Жизнь человеческая подобна дню, который то проясневает, то вдруг становится сумрачным. Но иногда бедствия, как тучи, соединяются, всё вокруг нас облекают унылым мраком или озаряют грозным светом, и тогда только рассеиваются, когда солнце жизни нашей сойдёт с небосклона и тишина смерти, как ночь, успокоит нас.

Так думал и Адашев, получив весть, что царь отринул просьбу его предстать на суд, повелел судить его и Сильвестра заочно. Доносители были и судьями их: признали их достойными казни; но как бы из одного милосердия, Иоанн, смягчив приговор, повелел Адашеву переменить титул воеводы на звание наместника выжженного Феллина и удалил Сильвестра на пустынный остров Соловецкий.

Наиболее скорбел Даниил Адашев, наиболее негодовал Курбский; но Алексей, в злополучии твёрдый, сохранил спокойствие души добродетельной.

   — Суд на безответных! — говорил Курбский. — Да будут же безответны предатели в день последний! Но чтоб постигнуть всю дерзость, на которую они посягнули, чтоб понять всю злосчастную перемену души Иоанна, прочти грамоту нашего друга, с которою тайно прибыл ко мне Владимир — старший сын почтенной Марии...

Адашев узнал руку князя Дмитрия Курлятева: «И мы, друзья Адашевых, боимся прослыть чародеями, — писал Курлятев, — когда во всей Москве слух идёт, что Сильвестр и Адашев одним волшебством успевали. Не знаем, верит ли в душе тому Иоанн, но видим, что обвинил их, а предстать к оправданию не дозволил».
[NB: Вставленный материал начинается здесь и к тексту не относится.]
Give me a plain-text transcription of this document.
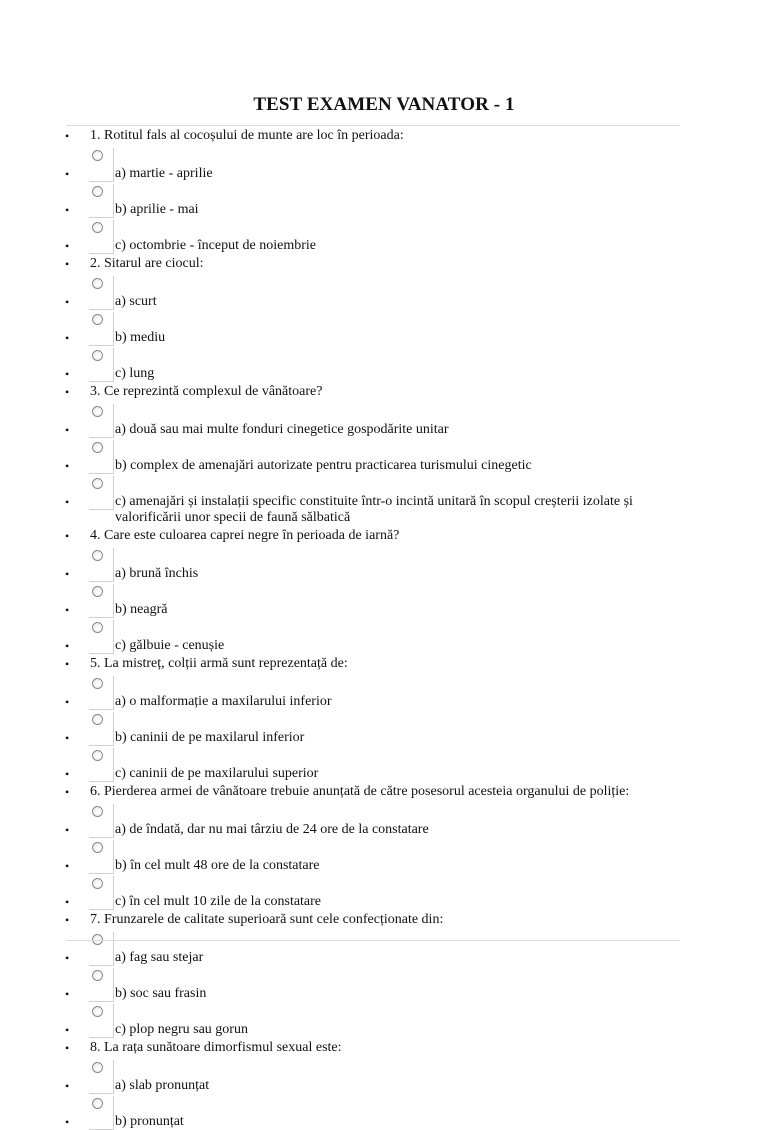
TEST EXAMEN VANATOR - 1
• 1. Rotitul fals al cocoșului de munte are loc în perioada:
•	a) martie - aprilie
•	b) aprilie - mai
•	c) octombrie - început de noiembrie
• 2. Sitarul are ciocul:
•	a) scurt
•	b) mediu
•	c) lung
• 3. Ce reprezintă complexul de vânătoare?
•	a) două sau mai multe fonduri cinegetice gospodărite unitar
•	b) complex de amenajări autorizate pentru practicarea turismului cinegetic
•	c) amenajări și instalații specific constituite într-o incintă unitară în scopul creșterii izolate și valorificării unor specii de faună sălbatică
• 4. Care este culoarea caprei negre în perioada de iarnă?
•	a) brună închis
•	b) neagră
•	c) gălbuie - cenușie
• 5. La mistreț, colții armă sunt reprezentață de:
•	a) o malformație a maxilarului inferior
•	b) caninii de pe maxilarul inferior
•	c) caninii de pe maxilarului superior
• 6. Pierderea armei de vânătoare trebuie anunțată de către posesorul acesteia organului de poliție:
•	a) de îndată, dar nu mai târziu de 24 ore de la constatare
•	b) în cel mult 48 ore de la constatare
•	c) în cel mult 10 zile de la constatare
• 7. Frunzarele de calitate superioară sunt cele confecționate din:
•	a) fag sau stejar
•	b) soc sau frasin
•	c) plop negru sau gorun
• 8. La rața sunătoare dimorfismul sexual este:
•	a) slab pronunțat
•	b) pronunțat
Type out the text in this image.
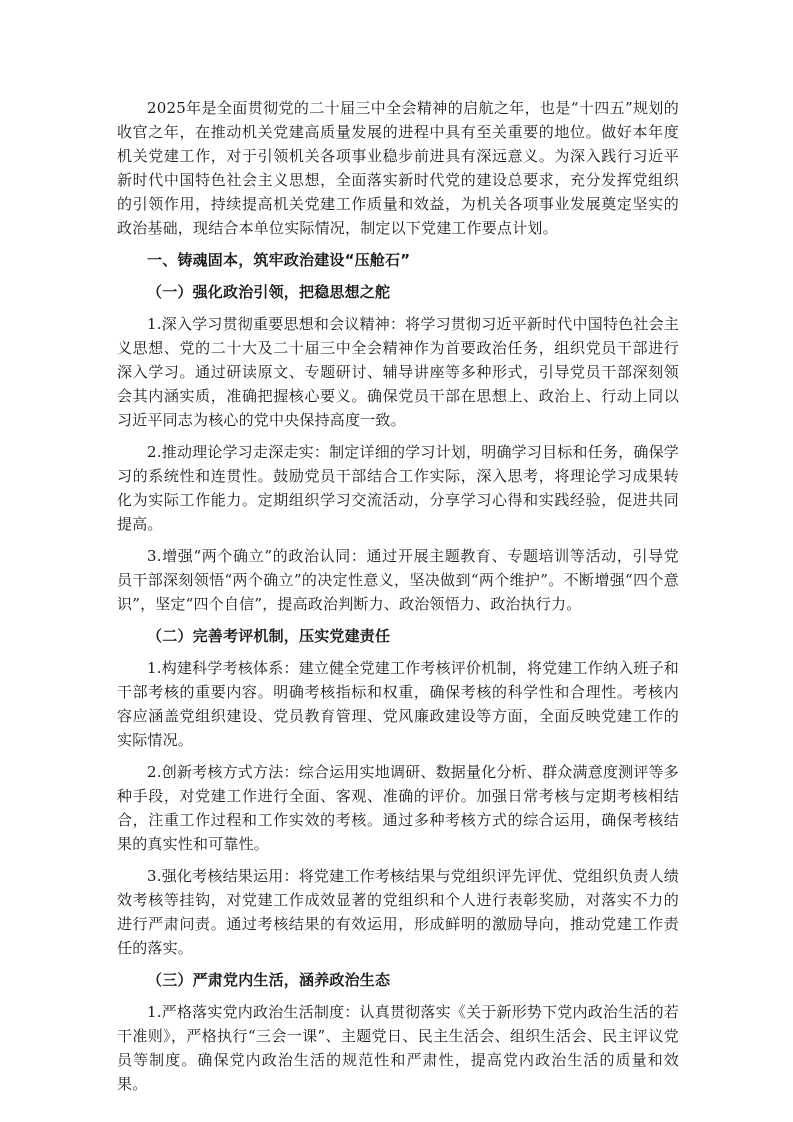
2025年是全面贯彻党的二十届三中全会精神的启航之年，也是“十四五”规划的收官之年，在推动机关党建高质量发展的进程中具有至关重要的地位。做好本年度机关党建工作，对于引领机关各项事业稳步前进具有深远意义。为深入践行习近平新时代中国特色社会主义思想，全面落实新时代党的建设总要求，充分发挥党组织的引领作用，持续提高机关党建工作质量和效益，为机关各项事业发展奠定坚实的政治基础，现结合本单位实际情况，制定以下党建工作要点计划。

一、铸魂固本，筑牢政治建设“压舱石”

（一）强化政治引领，把稳思想之舵

1.深入学习贯彻重要思想和会议精神：将学习贯彻习近平新时代中国特色社会主义思想、党的二十大及二十届三中全会精神作为首要政治任务，组织党员干部进行深入学习。通过研读原文、专题研讨、辅导讲座等多种形式，引导党员干部深刻领会其内涵实质，准确把握核心要义。确保党员干部在思想上、政治上、行动上同以习近平同志为核心的党中央保持高度一致。

2.推动理论学习走深走实：制定详细的学习计划，明确学习目标和任务，确保学习的系统性和连贯性。鼓励党员干部结合工作实际，深入思考，将理论学习成果转化为实际工作能力。定期组织学习交流活动，分享学习心得和实践经验，促进共同提高。

3.增强“两个确立”的政治认同：通过开展主题教育、专题培训等活动，引导党员干部深刻领悟“两个确立”的决定性意义，坚决做到“两个维护”。不断增强“四个意识”，坚定“四个自信”，提高政治判断力、政治领悟力、政治执行力。

（二）完善考评机制，压实党建责任

1.构建科学考核体系：建立健全党建工作考核评价机制，将党建工作纳入班子和干部考核的重要内容。明确考核指标和权重，确保考核的科学性和合理性。考核内容应涵盖党组织建设、党员教育管理、党风廉政建设等方面，全面反映党建工作的实际情况。

2.创新考核方式方法：综合运用实地调研、数据量化分析、群众满意度测评等多种手段，对党建工作进行全面、客观、准确的评价。加强日常考核与定期考核相结合，注重工作过程和工作实效的考核。通过多种考核方式的综合运用，确保考核结果的真实性和可靠性。

3.强化考核结果运用：将党建工作考核结果与党组织评先评优、党组织负责人绩效考核等挂钩，对党建工作成效显著的党组织和个人进行表彰奖励，对落实不力的进行严肃问责。通过考核结果的有效运用，形成鲜明的激励导向，推动党建工作责任的落实。

（三）严肃党内生活，涵养政治生态

1.严格落实党内政治生活制度：认真贯彻落实《关于新形势下党内政治生活的若干准则》，严格执行“三会一课”、主题党日、民主生活会、组织生活会、民主评议党员等制度。确保党内政治生活的规范性和严肃性，提高党内政治生活的质量和效果。
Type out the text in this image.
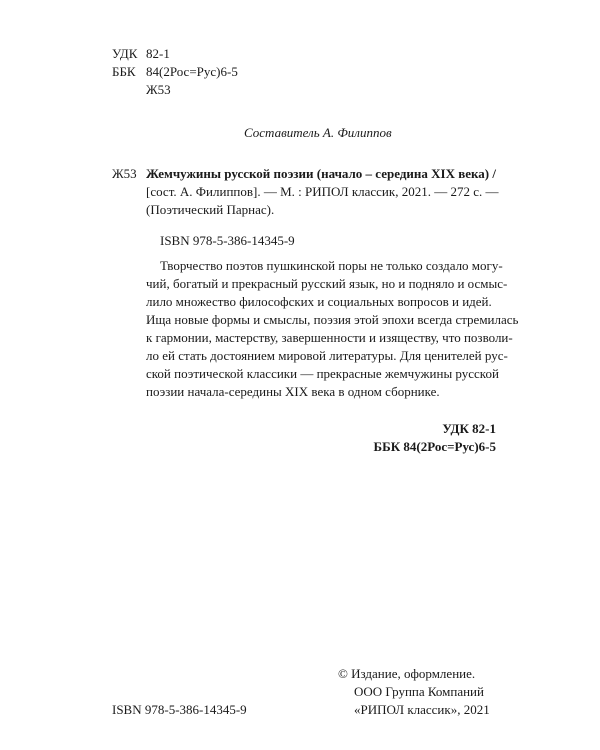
УДК 82-1
ББК 84(2Рос=Рус)6-5
Ж53
Составитель А. Филиппов
Ж53 Жемчужины русской поэзии (начало – середина XIX века) /
[сост. А. Филиппов]. — М. : РИПОЛ классик, 2021. — 272 с. —
(Поэтический Парнас).
ISBN 978-5-386-14345-9
Творчество поэтов пушкинской поры не только создало могу-
чий, богатый и прекрасный русский язык, но и подняло и осмыс-
лило множество философских и социальных вопросов и идей.
Ища новые формы и смыслы, поэзия этой эпохи всегда стремилась
к гармонии, мастерству, завершенности и изяществу, что позволи-
ло ей стать достоянием мировой литературы. Для ценителей рус-
ской поэтической классики — прекрасные жемчужины русской
поэзии начала-середины XIX века в одном сборнике.
УДК 82-1
ББК 84(2Рос=Рус)6-5
© Издание, оформление.
ООО Группа Компаний
«РИПОЛ классик», 2021
ISBN 978-5-386-14345-9
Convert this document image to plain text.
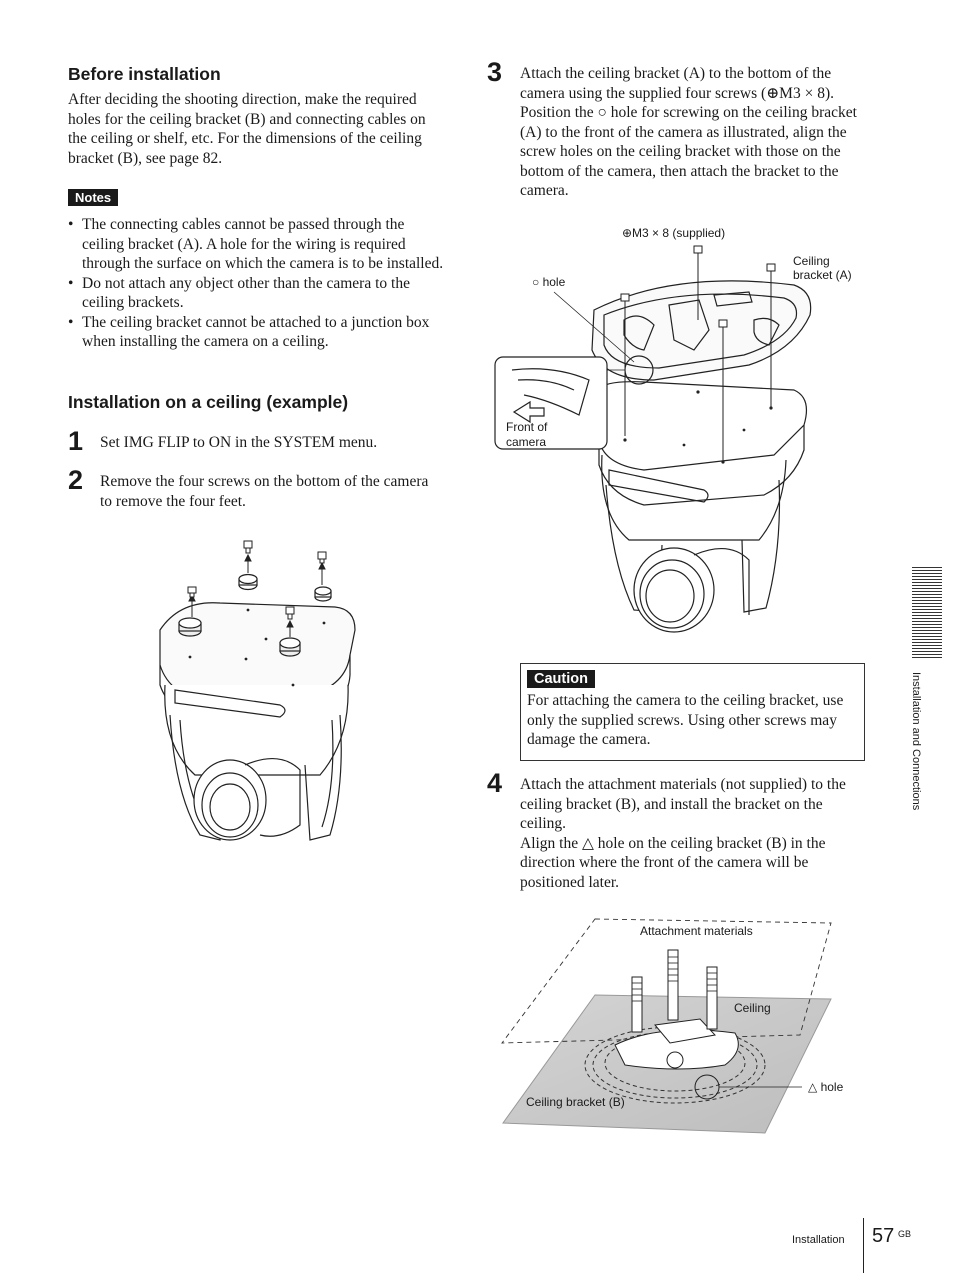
Before installation
After deciding the shooting direction, make the required holes for the ceiling bracket (B) and connecting cables on the ceiling or shelf, etc. For the dimensions of the ceiling bracket (B), see page 82.
Notes
• The connecting cables cannot be passed through the ceiling bracket (A). A hole for the wiring is required through the surface on which the camera is to be installed.
• Do not attach any object other than the camera to the ceiling brackets.
• The ceiling bracket cannot be attached to a junction box when installing the camera on a ceiling.
Installation on a ceiling (example)
1 Set IMG FLIP to ON in the SYSTEM menu.
2 Remove the four screws on the bottom of the camera to remove the four feet.
3 Attach the ceiling bracket (A) to the bottom of the camera using the supplied four screws (⊕M3 × 8). Position the ○ hole for screwing on the ceiling bracket (A) to the front of the camera as illustrated, align the screw holes on the ceiling bracket with those on the bottom of the camera, then attach the bracket to the camera.
⊕M3 × 8 (supplied)
Ceiling
bracket (A)
○ hole
Front of
camera
Caution
For attaching the camera to the ceiling bracket, use only the supplied screws. Using other screws may damage the camera.
4 Attach the attachment materials (not supplied) to the ceiling bracket (B), and install the bracket on the ceiling.
Align the △ hole on the ceiling bracket (B) in the direction where the front of the camera will be positioned later.
Attachment materials
Ceiling
△ hole
Ceiling bracket (B)
Installation and Connections
Installation 57 GB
Письма Адашева едва ли достигли Иоанна. Доносители могли не допустить их и трепетали при мысли о возвращении и Адашева, и Сильвестра, зная, что появление их, как возвращение дня, покажет всю черноту клеветы безумной, во мраке кроющейся. Лесть предстала к трону в одежде сетования, и коварство под рясой смирения. Многомолитвенный постник и воздыхатель архимандрит Левкий, иноки Вассиан и Мисаил стали наряду с обвинителями и судьями. «Премилосердый царь!» — говорили клеветники Иоанну. — Уже по чародействам Сильвестра и Адашева и воинство, и народ любят их более, нежели тебя; молятся за них более, нежели за царский дом твой. Увы, видели мы, бедные, что и тебя, великого и славного государя, они как бы в узах держали; враги здравия твоего сокращали трапезу твою — ни яств, ни пития не давали в меру; а влекли тебя в землю казанскую чрез леса дремучие и пески палящие; когда же ты простёр на Ливонию руку, тогда завистники славы твоей хотели остановить тебя; орла удержать на полёте. Увы, государь! Не своими очами смотрел ты на царство твоё; но когда отогнал от себя василисков чарующих, открыл очи на всю державу твою, сам и правишь, и судишь, казнишь рабов и милуешь. Денно и нощно вопием ко Господу в молитвах смиренных, чтобы ты не призвал Сильвестра и Адашева, да не погубят вконец царство твоё, да не лишимся тебя, как лишились мы царицы безвременно».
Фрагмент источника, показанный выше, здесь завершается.